One of my consulting clients recently bought several Bed Bunker gun vaults and I had the chance to examine them. This product is an unusual horizontal home gun vault design that replaces your bed's box springs. These vaults have two major advantages: 1.) They don't take up any more floor space than your current furniture, and 2.) They will probably be overlooked by most burglars that are in a hurry. (And statistics show that most burglars are in a hurry. Typically, they are in a house for less than five minutes. The bad guys can't attack a safe if they don't know that it is there.)

I was pleased to hear that these vaults are manufactured in Spokane, Washington. That minimizes the shipping costs for those who live in any of the American Redoubt States, and you can feel good that you'll "Buy American". In this case, you'll even "Buy Redoubt".

Bed Bunkers are built with welded 10 gauge steel in the body and a 1/4-inch thick inset steel door that weighs 140 pounds just by itself. The hinge side is backed by a very heavy flange that protects the vault against attacks where the hinges might be cut away. Because of the flange, that would be a huge waste of time for burglars. The basic unit (twin bed size) weighs about 650 pounds. The vault's pair of cylinder locks are a robust "bump proof" and relatively pick-proof lock variety with cylinders and keys that are made in Israel. These vaults have a two-hour house fire protection rating. At around $2,000, they are relatively expensive per cubic foot, compared to traditional upright gun safes. So I would mostly recommend them to families where space is at a premium. One of the vaults that I examined was a double vault where the two Bed Bunkers are bolted to a welded spacer, providing a platform for a king-size bed. The combined empty weight is 1,450 pounds, so it would be exceedingly difficult for burglars to tote that vault away.

The legs on these vaults have threaded attachments, with a very long adjustable length of travel. They can be screwed all the way in so that the vault nearly touches the floor. Or they can be completely removed, allowing you to bolt the vault to the floor, with lag bolts. For the greatest security, I recommend bolting your safe down. By attaching a long dust ruffle, you can make a Bed Bunker disappear from view. (Use a 14-inch dust ruffle if you don't use the vault legs.)

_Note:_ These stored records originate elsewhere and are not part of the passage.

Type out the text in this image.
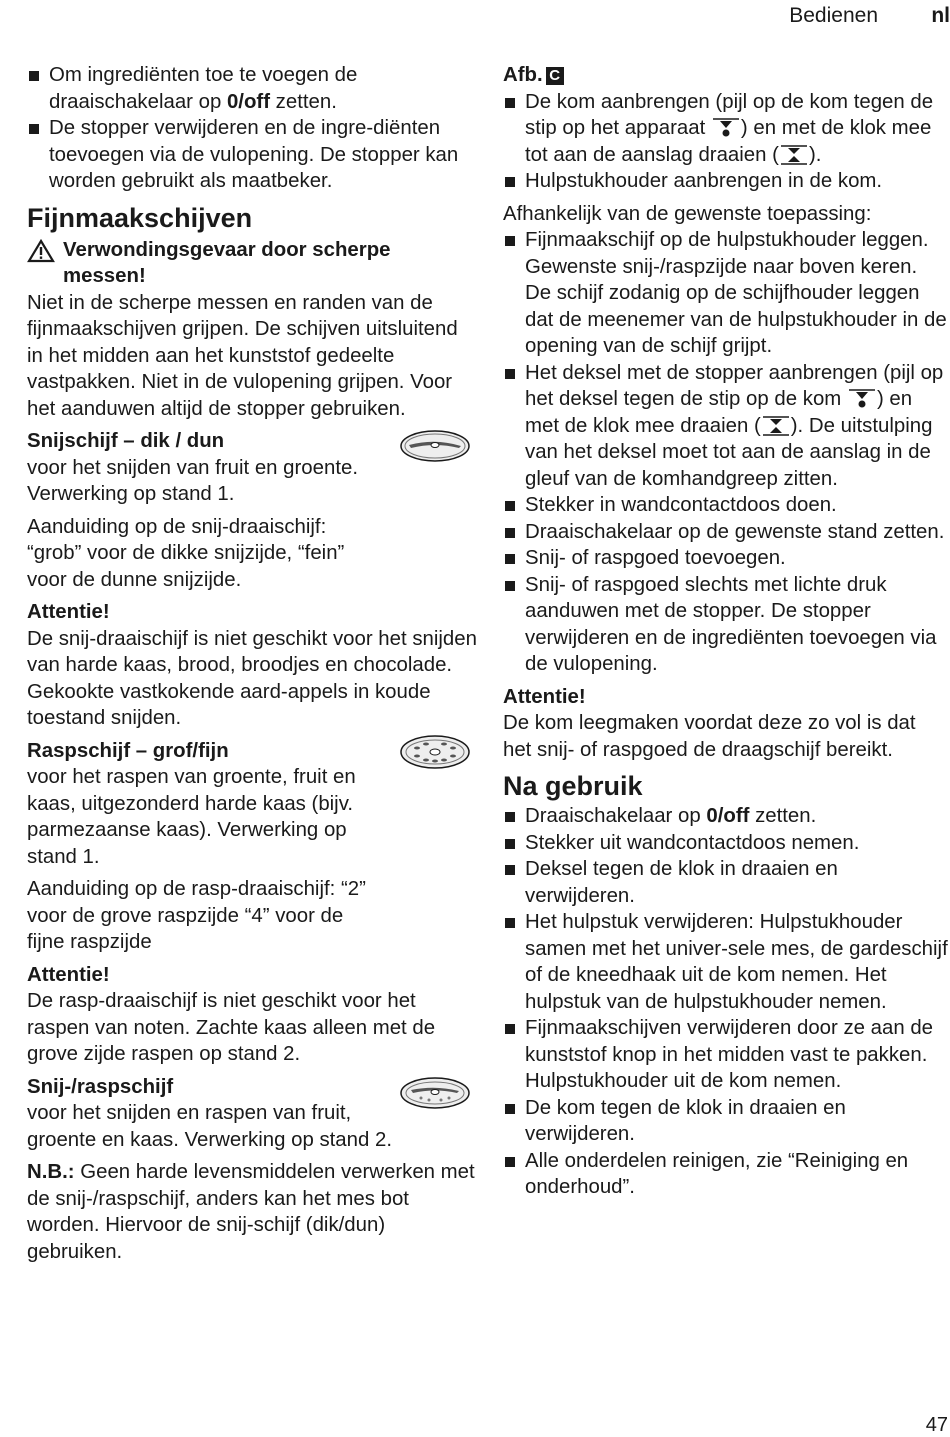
Bedienen	nl
Om ingrediënten toe te voegen de draaischakelaar op 0/off zetten.
De stopper verwijderen en de ingre-diënten toevoegen via de vulopening. De stopper kan worden gebruikt als maatbeker.
Fijnmaakschijven
Verwondingsgevaar door scherpe messen!
Niet in de scherpe messen en randen van de fijnmaakschijven grijpen. De schijven uitsluitend in het midden aan het kunststof gedeelte vastpakken. Niet in de vulopening grijpen. Voor het aanduwen altijd de stopper gebruiken.
Snijschijf – dik / dun
voor het snijden van fruit en groente. Verwerking op stand 1.
Aanduiding op de snij-draaischijf: “grob” voor de dikke snijzijde, “fein” voor de dunne snijzijde.
Attentie!
De snij-draaischijf is niet geschikt voor het snijden van harde kaas, brood, broodjes en chocolade. Gekookte vastkokende aard-appels in koude toestand snijden.
Raspschijf – grof/fijn
voor het raspen van groente, fruit en kaas, uitgezonderd harde kaas (bijv. parmezaanse kaas). Verwerking op stand 1.
Aanduiding op de rasp-draaischijf: “2” voor de grove raspzijde “4” voor de fijne raspzijde
Attentie!
De rasp-draaischijf is niet geschikt voor het raspen van noten. Zachte kaas alleen met de grove zijde raspen op stand 2.
Snij-/raspschijf
voor het snijden en raspen van fruit, groente en kaas. Verwerking op stand 2.
N.B.: Geen harde levensmiddelen verwerken met de snij-/raspschijf, anders kan het mes bot worden. Hiervoor de snij-schijf (dik/dun) gebruiken.
Afb. C
De kom aanbrengen (pijl op de kom tegen de stip op het apparaat ) en met de klok mee tot aan de aanslag draaien ( ).
Hulpstukhouder aanbrengen in de kom.
Afhankelijk van de gewenste toepassing:
Fijnmaakschijf op de hulpstukhouder leggen. Gewenste snij-/raspzijde naar boven keren. De schijf zodanig op de schijfhouder leggen dat de meenemer van de hulpstukhouder in de opening van de schijf grijpt.
Het deksel met de stopper aanbrengen (pijl op het deksel tegen de stip op de kom ) en met de klok mee draaien ( ). De uitstulping van het deksel moet tot aan de aanslag in de gleuf van de komhandgreep zitten.
Stekker in wandcontactdoos doen.
Draaischakelaar op de gewenste stand zetten.
Snij- of raspgoed toevoegen.
Snij- of raspgoed slechts met lichte druk aanduwen met de stopper. De stopper verwijderen en de ingrediënten toevoegen via de vulopening.
Attentie!
De kom leegmaken voordat deze zo vol is dat het snij- of raspgoed de draagschijf bereikt.
Na gebruik
Draaischakelaar op 0/off zetten.
Stekker uit wandcontactdoos nemen.
Deksel tegen de klok in draaien en verwijderen.
Het hulpstuk verwijderen: Hulpstukhouder samen met het univer-sele mes, de gardeschijf of de kneedhaak uit de kom nemen. Het hulpstuk van de hulpstukhouder nemen.
Fijnmaakschijven verwijderen door ze aan de kunststof knop in het midden vast te pakken. Hulpstukhouder uit de kom nemen.
De kom tegen de klok in draaien en verwijderen.
Alle onderdelen reinigen, zie “Reiniging en onderhoud”.
47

As with any other home security purchase, be sure to keep quiet about it. Do not mention to friends or relatives that you've bought a vault, and swear your kids to secrecy. Just remind them that if they blab about it, then a possible consequence is that burglars will steal a portion of their eventual inheritance. When burglars learn of a lucrative yet hard target, they'll probably come equipped with a cutting torch that can defeat even the best gun vault. So remember: Loose lips sink ships!

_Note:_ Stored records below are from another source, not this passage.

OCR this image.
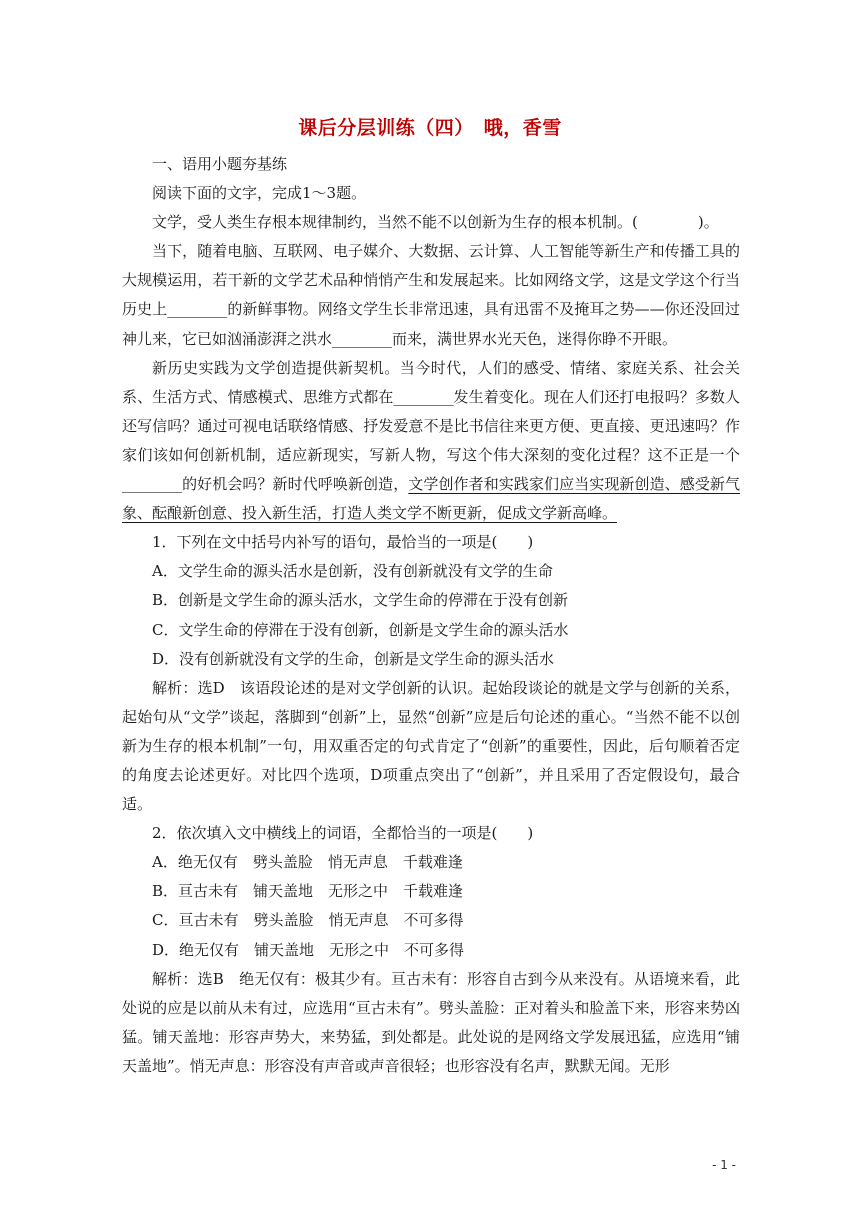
课后分层训练（四）　哦，香雪

一、语用小题夯基练

阅读下面的文字，完成1～3题。

文学，受人类生存根本规律制约，当然不能不以创新为生存的根本机制。(　　　　)。

当下，随着电脑、互联网、电子媒介、大数据、云计算、人工智能等新生产和传播工具的大规模运用，若干新的文学艺术品种悄悄产生和发展起来。比如网络文学，这是文学这个行当历史上________的新鲜事物。网络文学生长非常迅速，具有迅雷不及掩耳之势——你还没回过神儿来，它已如汹涌澎湃之洪水________而来，满世界水光天色，迷得你睁不开眼。

新历史实践为文学创造提供新契机。当今时代，人们的感受、情绪、家庭关系、社会关系、生活方式、情感模式、思维方式都在________发生着变化。现在人们还打电报吗？多数人还写信吗？通过可视电话联络情感、抒发爱意不是比书信往来更方便、更直接、更迅速吗？作家们该如何创新机制，适应新现实，写新人物，写这个伟大深刻的变化过程？这不正是一个________的好机会吗？新时代呼唤新创造，文学创作者和实践家们应当实现新创造、感受新气象、酝酿新创意、投入新生活，打造人类文学不断更新，促成文学新高峰。

1．下列在文中括号内补写的语句，最恰当的一项是(　　)

A．文学生命的源头活水是创新，没有创新就没有文学的生命

B．创新是文学生命的源头活水，文学生命的停滞在于没有创新

C．文学生命的停滞在于没有创新，创新是文学生命的源头活水

D．没有创新就没有文学的生命，创新是文学生命的源头活水

解析：选D　该语段论述的是对文学创新的认识。起始段谈论的就是文学与创新的关系，起始句从“文学”谈起，落脚到“创新”上，显然“创新”应是后句论述的重心。“当然不能不以创新为生存的根本机制”一句，用双重否定的句式肯定了“创新”的重要性，因此，后句顺着否定的角度去论述更好。对比四个选项，D项重点突出了“创新”，并且采用了否定假设句，最合适。

2．依次填入文中横线上的词语，全都恰当的一项是(　　)

A．绝无仅有　劈头盖脸　悄无声息　千载难逢

B．亘古未有　铺天盖地　无形之中　千载难逢

C．亘古未有　劈头盖脸　悄无声息　不可多得

D．绝无仅有　铺天盖地　无形之中　不可多得

解析：选B　绝无仅有：极其少有。亘古未有：形容自古到今从来没有。从语境来看，此处说的应是以前从未有过，应选用“亘古未有”。劈头盖脸：正对着头和脸盖下来，形容来势凶猛。铺天盖地：形容声势大，来势猛，到处都是。此处说的是网络文学发展迅猛，应选用“铺天盖地”。悄无声息：形容没有声音或声音很轻；也形容没有名声，默默无闻。无形

- 1 -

Lastly, be careful about where you leave your vault keys. Don't just put a vault key on your key ring. It is best to establish a well-hidden yet quickly-accessible place to store your vault keys. A fake electrical outlet box is one well-proven ruse. (Unless you live off grid, every room in your house probably has several outlets, so an extra one won't be noticed by all but the most sophisticated burglars.) Another good hiding place is a fake can of shave cream in the bathroom drawer.

Disclaimer (Per FTC File No. P034520): Bedgunsafe.com is not a SurvivalBlog advertiser. They have not solicited me or paid me to write any reviews or endorsements, nor have they provided me any free or reduced-price merchandise in exchange for any reviews or endorsements. I am not a stock holder in any company.